Но молчал Егорушко, обезумел в нем дух. Не переставала течь бабьими неутешными слезами Иринья. Восписуется в небе первым горем горе матери, а вторым — закрывающего навек глаза.

Запоздно, перед сном, подкараулил Егорушко Агапия в сенцах:

— Слушай, Агап. Я помру — сгнию, ты помрешь — лишний чин примешь. Но съели-б рыбы тебя и праведность твою, когда-б не я о прошлую осень..!

Спросил Агапий:

— Жалости просишь?

— Не жалости, а правды. Был ты слаб, а я силен, теперь я слаб…

Усмехнулся Агапий:

— В хлебе попрекаешь?

— Не в хлебе, а к разговору токмо…

— То-то, к разговору! Вспомни Василида и не дай умереть душе.

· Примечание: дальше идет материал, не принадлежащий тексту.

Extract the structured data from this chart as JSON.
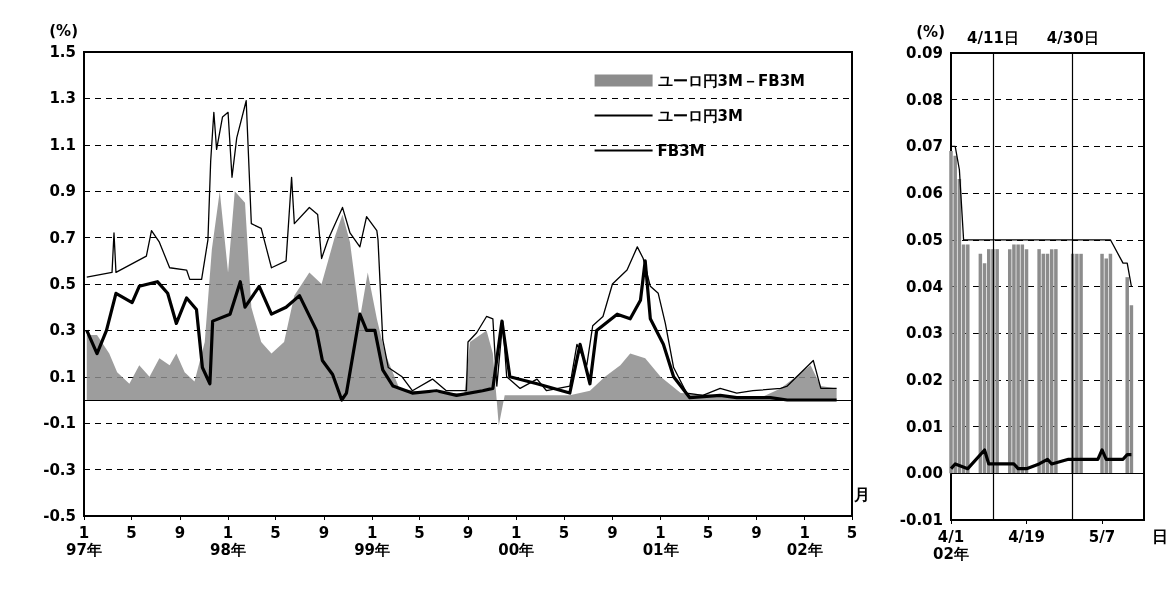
{
  "chart_data": [
    {
      "type": "line",
      "ylabel": "(%)",
      "annotations": [
        "月"
      ],
      "legend": "top right",
      "grid": "y",
      "xlim": [
        "1997-01-01",
        "2002-05-01"
      ],
      "xticks": [
        {
          "value": "1997-01-01",
          "label": "1\n97年"
        },
        {
          "value": "1997-05-01",
          "label": "5"
        },
        {
          "value": "1997-09-01",
          "label": "9"
        },
        {
          "value": "1998-01-01",
          "label": "1\n98年"
        },
        {
          "value": "1998-05-01",
          "label": "5"
        },
        {
          "value": "1998-09-01",
          "label": "9"
        },
        {
          "value": "1999-01-01",
          "label": "1\n99年"
        },
        {
          "value": "1999-05-01",
          "label": "5"
        },
        {
          "value": "1999-09-01",
          "label": "9"
        },
        {
          "value": "2000-01-01",
          "label": "1\n00年"
        },
        {
          "value": "2000-05-01",
          "label": "5"
        },
        {
          "value": "2000-09-01",
          "label": "9"
        },
        {
          "value": "2001-01-01",
          "label": "1\n01年"
        },
        {
          "value": "2001-05-01",
          "label": "5"
        },
        {
          "value": "2001-09-01",
          "label": "9"
        },
        {
          "value": "2002-01-01",
          "label": "1\n02年"
        },
        {
          "value": "2002-05-01",
          "label": "5"
        }
      ],
      "ylim": [
        -0.5,
        1.5
      ],
      "yticks": [
        -0.5,
        -0.3,
        -0.1,
        0.1,
        0.3,
        0.5,
        0.7,
        0.9,
        1.1,
        1.3,
        1.5
      ],
      "ref_lines": [
        {
          "axis": "y",
          "value": 0
        }
      ],
      "series": [
        {
          "name": "ユーロ円3M－FB3M",
          "type": "area",
          "color": "#8c8c8c",
          "x": [
            "1997-01-08",
            "1997-02-03",
            "1997-03-06",
            "1997-03-26",
            "1997-04-26",
            "1997-05-21",
            "1997-06-16",
            "1997-07-11",
            "1997-08-06",
            "1997-08-23",
            "1997-09-13",
            "1997-10-08",
            "1997-11-03",
            "1997-11-21",
            "1997-12-11",
            "1998-01-01",
            "1998-01-18",
            "1998-02-13",
            "1998-03-01",
            "1998-03-26",
            "1998-04-21",
            "1998-05-23",
            "1998-06-18",
            "1998-07-26",
            "1998-08-26",
            "1998-09-28",
            "1998-10-18",
            "1998-11-06",
            "1998-12-01",
            "1998-12-21",
            "1999-01-13",
            "1999-02-03",
            "1999-03-11",
            "1999-05-26",
            "1999-08-23",
            "1999-09-06",
            "1999-10-18",
            "1999-11-03",
            "1999-11-18",
            "1999-12-03",
            "2000-02-06",
            "2000-05-16",
            "2000-07-06",
            "2000-08-13",
            "2000-09-21",
            "2000-10-16",
            "2000-11-23",
            "2001-01-01",
            "2001-02-21",
            "2001-09-11",
            "2001-11-01",
            "2002-01-16",
            "2002-02-11",
            "2002-03-23"
          ],
          "values": [
            0.28,
            0.28,
            0.2,
            0.12,
            0.07,
            0.15,
            0.1,
            0.18,
            0.15,
            0.2,
            0.12,
            0.08,
            0.25,
            0.65,
            0.9,
            0.55,
            0.9,
            0.85,
            0.4,
            0.25,
            0.2,
            0.25,
            0.45,
            0.55,
            0.5,
            0.7,
            0.8,
            0.68,
            0.35,
            0.55,
            0.35,
            0.2,
            0.05,
            0.03,
            0.03,
            0.25,
            0.3,
            0.2,
            -0.11,
            0.02,
            0.02,
            0.02,
            0.04,
            0.1,
            0.15,
            0.2,
            0.18,
            0.1,
            0.03,
            0.01,
            0.05,
            0.15,
            0.06,
            0.05
          ]
        },
        {
          "name": "ユーロ円3M",
          "color": "#000000",
          "x": [
            "1997-01-08",
            "1997-03-13",
            "1997-03-18",
            "1997-03-23",
            "1997-06-08",
            "1997-06-21",
            "1997-07-11",
            "1997-08-06",
            "1997-09-18",
            "1997-09-26",
            "1997-10-26",
            "1997-11-11",
            "1997-11-18",
            "1997-11-26",
            "1997-12-03",
            "1997-12-18",
            "1998-01-01",
            "1998-01-11",
            "1998-01-23",
            "1998-02-16",
            "1998-03-01",
            "1998-03-26",
            "1998-04-21",
            "1998-05-28",
            "1998-06-11",
            "1998-06-18",
            "1998-07-26",
            "1998-08-16",
            "1998-08-26",
            "1998-09-11",
            "1998-10-18",
            "1998-11-06",
            "1998-12-01",
            "1998-12-18",
            "1999-01-13",
            "1999-01-16",
            "1999-01-28",
            "1999-02-11",
            "1999-03-18",
            "1999-04-13",
            "1999-06-03",
            "1999-07-08",
            "1999-08-28",
            "1999-09-01",
            "1999-09-23",
            "1999-10-18",
            "1999-11-03",
            "1999-11-13",
            "1999-11-28",
            "1999-12-08",
            "2000-01-11",
            "2000-02-23",
            "2000-03-18",
            "2000-05-16",
            "2000-06-03",
            "2000-06-28",
            "2000-07-13",
            "2000-08-08",
            "2000-09-01",
            "2000-10-08",
            "2000-11-03",
            "2000-11-18",
            "2000-12-06",
            "2000-12-26",
            "2001-01-13",
            "2001-02-03",
            "2001-03-08",
            "2001-04-18",
            "2001-06-01",
            "2001-07-13",
            "2001-08-23",
            "2001-11-01",
            "2001-11-18",
            "2002-01-23",
            "2002-02-11",
            "2002-03-23"
          ],
          "values": [
            0.53,
            0.55,
            0.72,
            0.55,
            0.62,
            0.73,
            0.68,
            0.57,
            0.56,
            0.52,
            0.52,
            0.69,
            1.03,
            1.24,
            1.08,
            1.22,
            1.24,
            0.96,
            1.13,
            1.29,
            0.76,
            0.74,
            0.57,
            0.6,
            0.96,
            0.76,
            0.83,
            0.8,
            0.61,
            0.69,
            0.83,
            0.72,
            0.66,
            0.79,
            0.73,
            0.69,
            0.26,
            0.14,
            0.1,
            0.04,
            0.09,
            0.04,
            0.04,
            0.25,
            0.29,
            0.36,
            0.35,
            0.06,
            0.34,
            0.1,
            0.05,
            0.09,
            0.04,
            0.06,
            0.24,
            0.15,
            0.32,
            0.36,
            0.5,
            0.56,
            0.66,
            0.61,
            0.49,
            0.46,
            0.33,
            0.14,
            0.03,
            0.02,
            0.05,
            0.03,
            0.04,
            0.05,
            0.06,
            0.17,
            0.05,
            0.05
          ]
        },
        {
          "name": "FB3M",
          "color": "#000000",
          "x": [
            "1997-01-08",
            "1997-02-03",
            "1997-02-27",
            "1997-03-23",
            "1997-05-03",
            "1997-05-21",
            "1997-07-06",
            "1997-08-01",
            "1997-08-23",
            "1997-09-18",
            "1997-10-13",
            "1997-10-28",
            "1997-11-16",
            "1997-11-23",
            "1998-01-06",
            "1998-02-01",
            "1998-02-13",
            "1998-03-21",
            "1998-04-21",
            "1998-05-28",
            "1998-07-01",
            "1998-08-13",
            "1998-08-28",
            "1998-09-23",
            "1998-10-16",
            "1998-10-28",
            "1998-12-01",
            "1998-12-18",
            "1999-01-08",
            "1999-01-28",
            "1999-02-23",
            "1999-04-13",
            "1999-06-13",
            "1999-08-03",
            "1999-10-08",
            "1999-11-03",
            "1999-11-26",
            "1999-12-16",
            "2000-02-23",
            "2000-05-16",
            "2000-06-11",
            "2000-07-06",
            "2000-07-23",
            "2000-09-13",
            "2000-10-16",
            "2000-11-11",
            "2000-11-23",
            "2000-12-06",
            "2001-01-08",
            "2001-02-03",
            "2001-03-16",
            "2001-06-01",
            "2001-07-13",
            "2001-10-06",
            "2001-11-18",
            "2002-03-23"
          ],
          "values": [
            0.3,
            0.2,
            0.3,
            0.46,
            0.42,
            0.49,
            0.51,
            0.46,
            0.33,
            0.44,
            0.39,
            0.14,
            0.07,
            0.34,
            0.37,
            0.51,
            0.4,
            0.49,
            0.37,
            0.4,
            0.45,
            0.3,
            0.17,
            0.11,
            0.0,
            0.03,
            0.37,
            0.3,
            0.3,
            0.13,
            0.06,
            0.03,
            0.04,
            0.02,
            0.04,
            0.05,
            0.34,
            0.1,
            0.07,
            0.03,
            0.24,
            0.07,
            0.3,
            0.37,
            0.35,
            0.43,
            0.6,
            0.35,
            0.24,
            0.1,
            0.01,
            0.02,
            0.01,
            0.01,
            0.0,
            0.0
          ]
        }
      ]
    },
    {
      "type": "bar",
      "ylabel": "(%)",
      "annotations": [
        "日"
      ],
      "grid": "y",
      "xlim": [
        "2002-04-01",
        "2002-05-17"
      ],
      "xticks": [
        {
          "value": "2002-04-01",
          "label": "4/1\n02年"
        },
        {
          "value": "2002-04-19",
          "label": "4/19"
        },
        {
          "value": "2002-05-07",
          "label": "5/7"
        }
      ],
      "ylim": [
        -0.01,
        0.09
      ],
      "yticks": [
        -0.01,
        {
          "value": 0,
          "label": "0.00"
        },
        0.01,
        0.02,
        0.03,
        0.04,
        0.05,
        0.06,
        0.07,
        0.08,
        0.09
      ],
      "ref_lines": [
        {
          "axis": "y",
          "value": 0
        },
        {
          "axis": "x",
          "value": "2002-04-11",
          "label": "4/11日"
        },
        {
          "axis": "x",
          "value": "2002-04-30",
          "label": "4/30日"
        }
      ],
      "series": [
        {
          "color": "#8c8c8c",
          "x": [
            "2002-04-01",
            "2002-04-02",
            "2002-04-03",
            "2002-04-04",
            "2002-04-05",
            "2002-04-08",
            "2002-04-09",
            "2002-04-10",
            "2002-04-11",
            "2002-04-12",
            "2002-04-15",
            "2002-04-16",
            "2002-04-17",
            "2002-04-18",
            "2002-04-19",
            "2002-04-22",
            "2002-04-23",
            "2002-04-24",
            "2002-04-25",
            "2002-04-26",
            "2002-04-30",
            "2002-05-01",
            "2002-05-02",
            "2002-05-07",
            "2002-05-08",
            "2002-05-09",
            "2002-05-13",
            "2002-05-14"
          ],
          "values": [
            0.069,
            0.068,
            0.063,
            0.049,
            0.049,
            0.047,
            0.045,
            0.048,
            0.048,
            0.048,
            0.048,
            0.049,
            0.049,
            0.049,
            0.048,
            0.048,
            0.047,
            0.047,
            0.048,
            0.048,
            0.047,
            0.047,
            0.047,
            0.047,
            0.046,
            0.047,
            0.042,
            0.036
          ]
        },
        {
          "type": "line",
          "color": "#000000",
          "x": [
            "2002-04-01",
            "2002-04-02",
            "2002-04-03",
            "2002-04-04",
            "2002-05-09",
            "2002-05-12",
            "2002-05-13",
            "2002-05-14"
          ],
          "values": [
            0.07,
            0.07,
            0.065,
            0.05,
            0.05,
            0.045,
            0.045,
            0.04
          ]
        },
        {
          "type": "line",
          "color": "#000000",
          "x": [
            "2002-04-01",
            "2002-04-02",
            "2002-04-05",
            "2002-04-09",
            "2002-04-10",
            "2002-04-16",
            "2002-04-17",
            "2002-04-19",
            "2002-04-22",
            "2002-04-24",
            "2002-04-25",
            "2002-04-29",
            "2002-05-06",
            "2002-05-07",
            "2002-05-08",
            "2002-05-12",
            "2002-05-13",
            "2002-05-14"
          ],
          "values": [
            0.001,
            0.002,
            0.001,
            0.005,
            0.002,
            0.002,
            0.001,
            0.001,
            0.002,
            0.003,
            0.002,
            0.003,
            0.003,
            0.005,
            0.003,
            0.003,
            0.004,
            0.004
          ]
        }
      ]
    }
  ]
}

Сказав так, внезапно чихнул Агапий и вышел в дверь.

* * *

Вот пошли двое на тюлений лов: ходили долго, видели лед, не видать было зверя. Держали остроги да крючья наготове, а некого было бить. Уж собирался назад Егорушко, как вдруг выникнул из промыва усатый мурластый морж… Хотел бежать морж, да замешкался самую малость. Тут и зашвырнул ему Агапий острогу в угон. В скорости был морж положен на санки и волочен к дому.

Егорушке с утра, как встал, сердце щемит. Ныне-же, идя с монахом по охотничьей узкой тропке, постигает Егорушко неисповедимые пути Агапиевой справедливости… Важно, как сосуд небесный, несет Агапий свою голову; глуха речь его, а слова остриями тверды:

«…затрубят витые трубы на низкие лады. Восстанут моря от лон, упадут на города. И будь ты хоть солдат, хоть праведник, аль в новехоньких полсапожках, все мы снидемся тамо, на судилище…»

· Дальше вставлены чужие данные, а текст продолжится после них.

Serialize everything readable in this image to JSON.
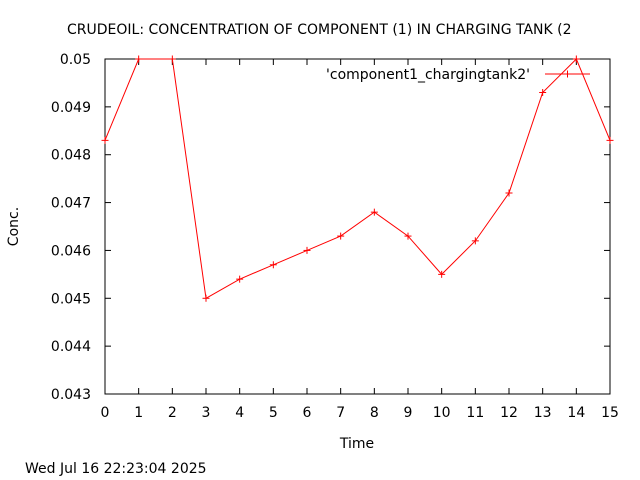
{
  "chart_data": {
    "type": "line",
    "title": "CRUDEOIL:   CONCENTRATION OF COMPONENT (1) IN CHARGING TANK (2",
    "xlabel": "Time",
    "ylabel": "Conc.",
    "xlim": [
      0,
      15
    ],
    "ylim": [
      0.043,
      0.05
    ],
    "xticks": [
      "0",
      "1",
      "2",
      "3",
      "4",
      "5",
      "6",
      "7",
      "8",
      "9",
      "10",
      "11",
      "12",
      "13",
      "14",
      "15"
    ],
    "yticks": [
      "0.043",
      "0.044",
      "0.045",
      "0.046",
      "0.047",
      "0.048",
      "0.049",
      "0.05"
    ],
    "grid": false,
    "legend_position": "top-right",
    "series": [
      {
        "name": "'component1_chargingtank2'",
        "color": "#ff0000",
        "marker": "plus",
        "x": [
          0,
          1,
          2,
          3,
          4,
          5,
          6,
          7,
          8,
          9,
          10,
          11,
          12,
          13,
          14,
          15
        ],
        "y": [
          0.0483,
          0.05,
          0.05,
          0.045,
          0.0454,
          0.0457,
          0.046,
          0.0463,
          0.0468,
          0.0463,
          0.0455,
          0.0462,
          0.0472,
          0.0493,
          0.05,
          0.0483
        ]
      }
    ]
  },
  "footer": {
    "timestamp": "Wed Jul 16 22:23:04 2025"
  }
}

Покорно тащит тяжелые сани по еле заметной тропке Агапиев слушатель. Зубчатой ледяной стеной, золотым гребнем, радужной лентой возгорается и перебегает небо. Смотрит мертвый морж в ночь, а ночь идет над ним спокойная, ровная, не в обхват большая, бесшумная, как на лыжах.

«… утренней зари сам Савоф. Солнце покажет красный язык и умрет, — тут уж не надо солнца! Выйдут силы и тьмы и протянут над миром мечи свои и сабли. А в мире будут стоять тьмы и толпы народу всякого, мужики и бабы. Изыдет Сын и сядет одесную…»

Очи широко в снежную тьму раскрыв, остановился Егорушко, изнемогло в нем сердце. Остановился и монах. Рукой в варежке так и рубит он морозный, тугой воздух.

«…Отец сыну. И повторят горы речь его: Сын мой, Исус. Ты приходил к ним светом тихим, а они гвоздями тебя… Ты висел, Исусенька, страдая и зовя, а я сидел вон на том облаке и бороду себе рвал. Не мог я остановить пути твоего. Ныне-ж пришел я распять их…»

Ждет Егорушко, шатает его. Словно оловом каплет жидким Агапий на голый череп Егорушкиной души.

«… и промолчит Исус…»

— Врешь!! Ты мне вчера то же ко сну говорил и я тебе не верил… Агапка, дьявол, сукарь, врешь!..

Так закричало неистово ущемленное Егорушкино сердце. Весь трепеща крупной задрожью, бросил себя камнем в сугроб, ища там приюта помутившемуся взору своему. Склонясь над кричащим человеком острова Нюньюга, шептал глухо и страшно Агапий:

— Успокойсь, парень! Тебя он в перву голову к себе позовет. Подь, скажет, Егорушко, ко мне на два слова…

Стеная, навзрыд кричал человек в снегу:

— Не хочу, не хочу. Пускай моего Варлам Егорыча назад берет!..

Долго они так: один кричал, другой уговаривал.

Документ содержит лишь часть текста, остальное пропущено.